Sunday, February 14, 2016

"Ashes to Ashes"

"Fingerprints of Fear."
By Richard Casey (house pseudonym, possibly Leroy Yerxa, 1915-46).
First appearance: Fantastic Adventures, October 1945.
Short short story (7 pages).
Online HERE.
Parental caution: Graphic violence and strong language.
"It seemed a good way to collect insurance. Death by fire was a horrible death, to be sure, but it was hard to prove such a death was murder."
When you're dead, you're dead, right? Warren Serge and Peter Larrs believe that, so murdering their partner for the love of money holds no terrors for them—but their 
victim has other ideas:
. . . He felt sick. Sick all the way through. He looked back at the faint light on the street he had left. An unreasonable horror crept over him. He could smell gasoline. The odor stung his nostrils. He imagined he could smell the odor of burning flesh.
It wasn't cold, but he drew up his coat collar and walked faster. The horror followed him. Death smells like that, he thought, and stopped short by the gate that opened on the alley. His hand was on the gate when two steel hands closed about his throat. His mouth opened and he tried to shout. Smoke, choking black smoke shot into his mouth and seared his throat.
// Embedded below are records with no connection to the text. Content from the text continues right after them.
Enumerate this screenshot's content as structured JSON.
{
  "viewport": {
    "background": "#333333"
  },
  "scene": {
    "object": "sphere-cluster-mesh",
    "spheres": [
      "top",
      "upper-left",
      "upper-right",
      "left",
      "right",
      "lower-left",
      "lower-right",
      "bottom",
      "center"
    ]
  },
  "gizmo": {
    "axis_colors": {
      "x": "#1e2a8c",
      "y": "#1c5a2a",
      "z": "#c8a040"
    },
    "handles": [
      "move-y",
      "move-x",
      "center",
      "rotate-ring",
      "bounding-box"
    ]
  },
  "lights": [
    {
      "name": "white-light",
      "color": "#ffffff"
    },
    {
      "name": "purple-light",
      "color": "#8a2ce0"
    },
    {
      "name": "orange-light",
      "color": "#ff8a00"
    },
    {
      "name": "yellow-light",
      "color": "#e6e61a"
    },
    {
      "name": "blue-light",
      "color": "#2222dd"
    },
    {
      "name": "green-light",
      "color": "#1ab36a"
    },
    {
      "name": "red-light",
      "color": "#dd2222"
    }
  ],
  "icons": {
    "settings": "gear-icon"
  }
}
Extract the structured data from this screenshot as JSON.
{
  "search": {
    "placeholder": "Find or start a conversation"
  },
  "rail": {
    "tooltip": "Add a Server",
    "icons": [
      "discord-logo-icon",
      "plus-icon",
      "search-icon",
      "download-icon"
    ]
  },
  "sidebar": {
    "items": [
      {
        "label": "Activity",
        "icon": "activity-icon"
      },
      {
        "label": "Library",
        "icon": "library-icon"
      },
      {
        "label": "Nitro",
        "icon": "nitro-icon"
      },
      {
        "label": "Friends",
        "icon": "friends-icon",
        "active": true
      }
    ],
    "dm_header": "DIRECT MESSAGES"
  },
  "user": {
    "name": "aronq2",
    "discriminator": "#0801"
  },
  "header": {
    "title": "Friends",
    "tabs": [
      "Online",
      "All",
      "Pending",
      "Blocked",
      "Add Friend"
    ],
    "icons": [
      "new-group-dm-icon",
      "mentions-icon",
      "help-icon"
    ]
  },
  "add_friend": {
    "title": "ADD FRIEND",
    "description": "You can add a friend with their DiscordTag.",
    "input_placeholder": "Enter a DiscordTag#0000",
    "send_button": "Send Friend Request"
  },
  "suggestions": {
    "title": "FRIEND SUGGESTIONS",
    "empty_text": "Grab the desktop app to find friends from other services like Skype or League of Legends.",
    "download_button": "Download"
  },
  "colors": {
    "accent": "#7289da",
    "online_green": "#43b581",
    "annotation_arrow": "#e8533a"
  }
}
He struggled, and was lifted from the ground, those hands holding firmly, refusing to give an inch under his clawing, desperate fingers.  . . .
Comments: A short, violent, and unpleasant little story of betrayal and retribution that, 
like so many fantasy horror tales, manufactures its own theology for the sake of narrative effect.

Resources:
- If this "Richard Casey" really was Leroy Yerxa, then what's at the ISFDb HERE and the SFE HERE will have some relevance.

The bottom line: "It was a pleasure to burn."